Here’s my Zoltar costume from 2014. We always dress up for work and in 2013 no one got what I was – a stick man. Epic failure. I was adamant to ensure that whatever I was going to be in 2014 I would be instantly recognisable.
I’ve always been obsessed with Zoltar machines and I’d seen a boy in a homemade booth costume and started to research doing an adult version. Buying for the costume included multiple trips to Home Depot, Lowes, Michaels, and Joanns just for the booth. My gypsy costume took as many trips to clothing stores to try and find gypsy related attire that didn’t break the bank.
Gypsy costume sorted, I started on the booth. It took me (and my husband who got roped into helping) about 20 hours in total, to cut, attach, glue, fix, re-fix every part of the booth so that I had complete movement and that I was able to turn on and off the lighting parts as needed.

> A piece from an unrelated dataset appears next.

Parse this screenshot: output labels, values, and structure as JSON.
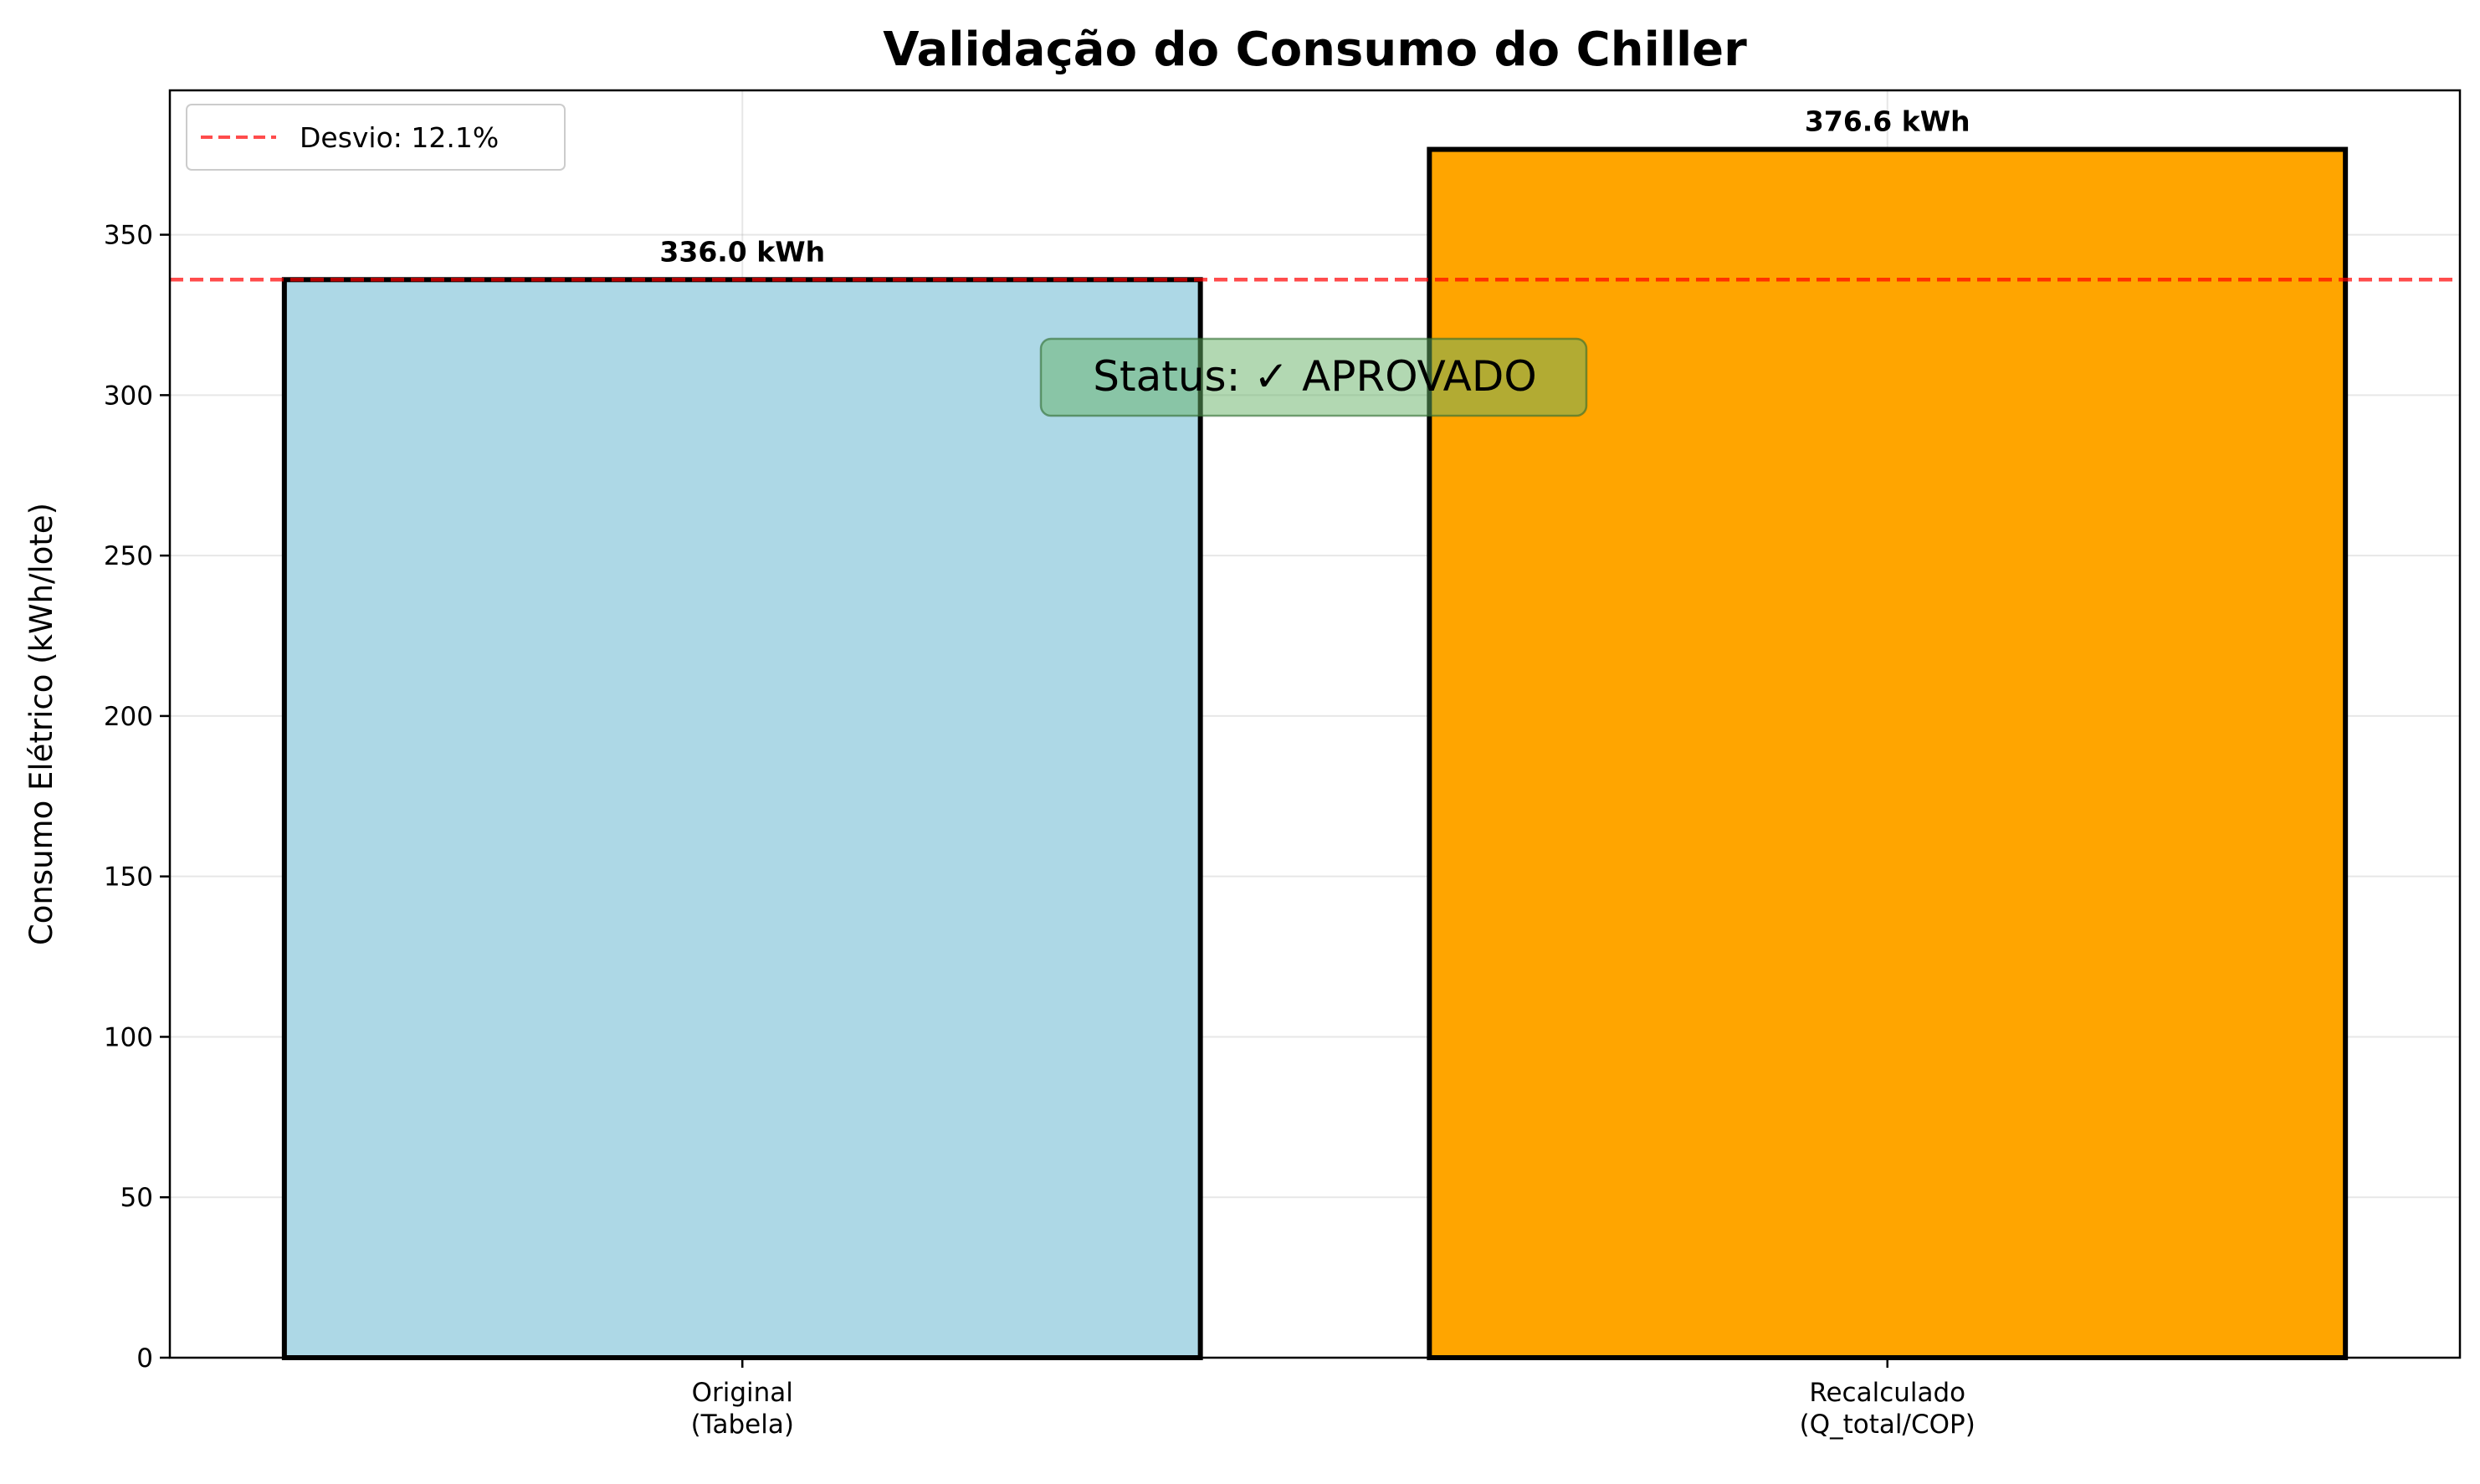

To top off the Zoltar costume I found fortunes that my husband printed and we painstaking taped them to 3 decks of playing cards. These were to be given to my co-workers.
On the day, I dressed up and had many meetings in my Gypsy costume, everyone thought I was a belly dancer – sheesh! Little did they know. At lunch for the festivities I put on the lighted booth and made my entrance.

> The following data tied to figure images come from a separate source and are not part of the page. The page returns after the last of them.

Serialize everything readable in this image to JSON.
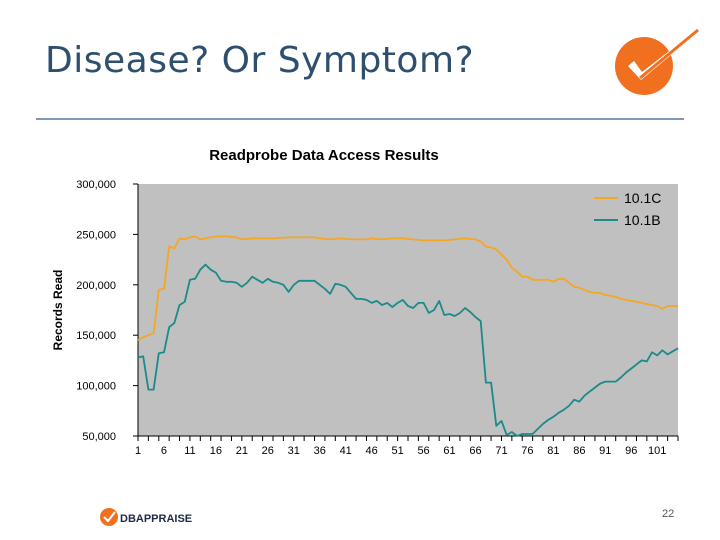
{
  "slide": {
    "title": "Disease?  Or Symptom?",
    "page_number": "22",
    "footer_logo_text": "DBAPPRAISE"
  },
  "colors": {
    "title": "#2f4f6f",
    "rule": "#7f9ab8",
    "plot_bg": "#c0c0c0",
    "accent": "#f07020"
  },
  "chart_data": {
    "type": "line",
    "title": "Readprobe Data Access Results",
    "xlabel": "",
    "ylabel": "Records Read",
    "ylim": [
      50000,
      300000
    ],
    "xlim": [
      1,
      105
    ],
    "yticks": [
      50000,
      100000,
      150000,
      200000,
      250000,
      300000
    ],
    "ytick_labels": [
      "50,000",
      "100,000",
      "150,000",
      "200,000",
      "250,000",
      "300,000"
    ],
    "xtick_labels": [
      "1",
      "6",
      "11",
      "16",
      "21",
      "26",
      "31",
      "36",
      "41",
      "46",
      "51",
      "56",
      "61",
      "66",
      "71",
      "76",
      "81",
      "86",
      "91",
      "96",
      "101"
    ],
    "legend_position": "top-right",
    "series": [
      {
        "name": "10.1C",
        "color": "#f5a623",
        "points": [
          [
            1,
            145000
          ],
          [
            2,
            148000
          ],
          [
            3,
            150000
          ],
          [
            4,
            152000
          ],
          [
            5,
            195000
          ],
          [
            6,
            196000
          ],
          [
            7,
            238000
          ],
          [
            8,
            236000
          ],
          [
            9,
            246000
          ],
          [
            10,
            245000
          ],
          [
            11,
            247000
          ],
          [
            12,
            248000
          ],
          [
            13,
            245000
          ],
          [
            14,
            246000
          ],
          [
            15,
            247000
          ],
          [
            16,
            248000
          ],
          [
            17,
            248000
          ],
          [
            18,
            248000
          ],
          [
            20,
            247000
          ],
          [
            21,
            245000
          ],
          [
            23,
            246000
          ],
          [
            25,
            246000
          ],
          [
            27,
            246000
          ],
          [
            30,
            247000
          ],
          [
            33,
            247000
          ],
          [
            35,
            247000
          ],
          [
            36,
            246000
          ],
          [
            38,
            245000
          ],
          [
            40,
            246000
          ],
          [
            42,
            245000
          ],
          [
            45,
            245000
          ],
          [
            46,
            246000
          ],
          [
            48,
            245000
          ],
          [
            50,
            246000
          ],
          [
            52,
            246000
          ],
          [
            54,
            245000
          ],
          [
            56,
            244000
          ],
          [
            58,
            244000
          ],
          [
            60,
            244000
          ],
          [
            62,
            245000
          ],
          [
            64,
            246000
          ],
          [
            66,
            245000
          ],
          [
            67,
            243000
          ],
          [
            68,
            238000
          ],
          [
            69,
            237000
          ],
          [
            70,
            235000
          ],
          [
            71,
            230000
          ],
          [
            72,
            225000
          ],
          [
            73,
            217000
          ],
          [
            74,
            213000
          ],
          [
            75,
            208000
          ],
          [
            76,
            208000
          ],
          [
            77,
            205000
          ],
          [
            78,
            205000
          ],
          [
            80,
            205000
          ],
          [
            81,
            203000
          ],
          [
            82,
            206000
          ],
          [
            83,
            206000
          ],
          [
            84,
            202000
          ],
          [
            85,
            198000
          ],
          [
            86,
            197000
          ],
          [
            87,
            195000
          ],
          [
            88,
            193000
          ],
          [
            89,
            192000
          ],
          [
            90,
            192000
          ],
          [
            91,
            190000
          ],
          [
            92,
            189000
          ],
          [
            93,
            188000
          ],
          [
            94,
            186000
          ],
          [
            95,
            185000
          ],
          [
            96,
            184000
          ],
          [
            97,
            183000
          ],
          [
            98,
            182000
          ],
          [
            99,
            181000
          ],
          [
            100,
            180000
          ],
          [
            101,
            179000
          ],
          [
            102,
            176000
          ],
          [
            103,
            179000
          ],
          [
            104,
            179000
          ],
          [
            105,
            179000
          ]
        ]
      },
      {
        "name": "10.1B",
        "color": "#1a8a8a",
        "points": [
          [
            1,
            128000
          ],
          [
            2,
            129000
          ],
          [
            3,
            96000
          ],
          [
            4,
            96000
          ],
          [
            5,
            132000
          ],
          [
            6,
            133000
          ],
          [
            7,
            158000
          ],
          [
            8,
            162000
          ],
          [
            9,
            180000
          ],
          [
            10,
            183000
          ],
          [
            11,
            205000
          ],
          [
            12,
            206000
          ],
          [
            13,
            215000
          ],
          [
            14,
            220000
          ],
          [
            15,
            215000
          ],
          [
            16,
            212000
          ],
          [
            17,
            204000
          ],
          [
            18,
            203000
          ],
          [
            19,
            203000
          ],
          [
            20,
            202000
          ],
          [
            21,
            198000
          ],
          [
            22,
            202000
          ],
          [
            23,
            208000
          ],
          [
            24,
            205000
          ],
          [
            25,
            202000
          ],
          [
            26,
            206000
          ],
          [
            27,
            203000
          ],
          [
            28,
            202000
          ],
          [
            29,
            200000
          ],
          [
            30,
            193000
          ],
          [
            31,
            200000
          ],
          [
            32,
            204000
          ],
          [
            33,
            204000
          ],
          [
            35,
            204000
          ],
          [
            36,
            200000
          ],
          [
            37,
            196000
          ],
          [
            38,
            191000
          ],
          [
            39,
            201000
          ],
          [
            40,
            200000
          ],
          [
            41,
            198000
          ],
          [
            42,
            192000
          ],
          [
            43,
            186000
          ],
          [
            44,
            186000
          ],
          [
            45,
            185000
          ],
          [
            46,
            182000
          ],
          [
            47,
            184000
          ],
          [
            48,
            180000
          ],
          [
            49,
            182000
          ],
          [
            50,
            178000
          ],
          [
            51,
            182000
          ],
          [
            52,
            185000
          ],
          [
            53,
            179000
          ],
          [
            54,
            177000
          ],
          [
            55,
            182000
          ],
          [
            56,
            182000
          ],
          [
            57,
            172000
          ],
          [
            58,
            175000
          ],
          [
            59,
            184000
          ],
          [
            60,
            170000
          ],
          [
            61,
            171000
          ],
          [
            62,
            169000
          ],
          [
            63,
            172000
          ],
          [
            64,
            177000
          ],
          [
            65,
            173000
          ],
          [
            66,
            168000
          ],
          [
            67,
            164000
          ],
          [
            68,
            103000
          ],
          [
            69,
            103000
          ],
          [
            70,
            60000
          ],
          [
            71,
            65000
          ],
          [
            72,
            51000
          ],
          [
            73,
            54000
          ],
          [
            74,
            50000
          ],
          [
            75,
            52000
          ],
          [
            76,
            52000
          ],
          [
            77,
            52000
          ],
          [
            78,
            57000
          ],
          [
            79,
            62000
          ],
          [
            80,
            66000
          ],
          [
            81,
            69000
          ],
          [
            82,
            73000
          ],
          [
            83,
            76000
          ],
          [
            84,
            80000
          ],
          [
            85,
            86000
          ],
          [
            86,
            84000
          ],
          [
            87,
            90000
          ],
          [
            88,
            94000
          ],
          [
            89,
            98000
          ],
          [
            90,
            102000
          ],
          [
            91,
            104000
          ],
          [
            93,
            104000
          ],
          [
            94,
            108000
          ],
          [
            95,
            113000
          ],
          [
            96,
            117000
          ],
          [
            97,
            121000
          ],
          [
            98,
            125000
          ],
          [
            99,
            124000
          ],
          [
            100,
            133000
          ],
          [
            101,
            130000
          ],
          [
            102,
            135000
          ],
          [
            103,
            131000
          ],
          [
            104,
            134000
          ],
          [
            105,
            137000
          ]
        ]
      }
    ]
  }
}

People went nuts! Of course I hammed it up and when they would approach and ask me for a fortune, I’d place my hand on the glowing crystal saying “may favor be ever in your future” and hand them out a card. It helped that people get fortunes that they liked, or worse, were freaked out cause they were apparently too close to reality.
The Zoltar costume was a lot of fun. I think I had my picture taken with just about everyone in the building, and when I posted pics to my facebook account I had people offering $$ for the Zoltar costume. I couldn’t part with it. And actually used the booth as a decoration for Halloween.
Only bad part – it got HOT, really HOT in the booth, between the lights and the layers of material. But it was worth every minute of discomfort.